= Hechos =

Mexican television news show

Hechos logo in 2006

Hechos (Facts) is the news program of TV Azteca in Mexico, aired on its Azteca Uno network. Hechos newscasts air in the morning, at midday and at 9pm on weekdays and weekdays on Saturdays.

All three weekday editions of Hechos beat Televisa's competing newscasts in the ratings in September 2016.

==History==
Hechos came to air in February 1994, months after the privatization of Imevisión led to the launch of Azteca as a private broadcaster.

==Editions==
Hechos airs Primera Linea AM, Hechos AM, Hechos Aquí Entre Nos, Hechos Meridiano and Hechos con Javier Alatorre.

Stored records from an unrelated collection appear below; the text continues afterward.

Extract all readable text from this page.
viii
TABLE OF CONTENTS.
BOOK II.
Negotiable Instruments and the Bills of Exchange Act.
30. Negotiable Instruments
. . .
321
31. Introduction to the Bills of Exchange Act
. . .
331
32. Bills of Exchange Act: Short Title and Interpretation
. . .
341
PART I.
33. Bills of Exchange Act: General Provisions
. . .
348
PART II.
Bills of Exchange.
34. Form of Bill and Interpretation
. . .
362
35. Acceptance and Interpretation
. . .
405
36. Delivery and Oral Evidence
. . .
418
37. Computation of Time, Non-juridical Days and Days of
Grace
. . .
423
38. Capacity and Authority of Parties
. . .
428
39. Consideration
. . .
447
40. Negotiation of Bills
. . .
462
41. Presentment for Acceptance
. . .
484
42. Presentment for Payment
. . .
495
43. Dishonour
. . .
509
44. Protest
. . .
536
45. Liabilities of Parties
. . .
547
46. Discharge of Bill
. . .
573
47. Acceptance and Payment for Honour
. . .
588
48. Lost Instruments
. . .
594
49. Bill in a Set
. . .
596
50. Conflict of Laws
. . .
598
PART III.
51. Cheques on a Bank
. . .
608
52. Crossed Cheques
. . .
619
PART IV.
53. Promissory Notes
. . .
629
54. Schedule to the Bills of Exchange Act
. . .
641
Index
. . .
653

Hechos Sabado con Carolina Rocha airs on Saturdays.

Hechos Domingo con Jorge Zarza airs on Sundays.

==Local opt-outs==
TV Azteca produces various regional news bulletins which are produced in major cities and inserted into the schedules of Azteca Uno transmitters in their respective local areas. These cover up portions of other programs and/or the national late news. These are titled Hechos (region name), with such programs including Hechos Veracruz, Hechos Sonora Sur (covering Ciudad Obregón) and Hechos Baja California Sur. These programs also air in morning, midday and late time slots.

==Foreign adaptations==
Hechos was also produced in Chile by La Red TV when it was part of TV Azteca.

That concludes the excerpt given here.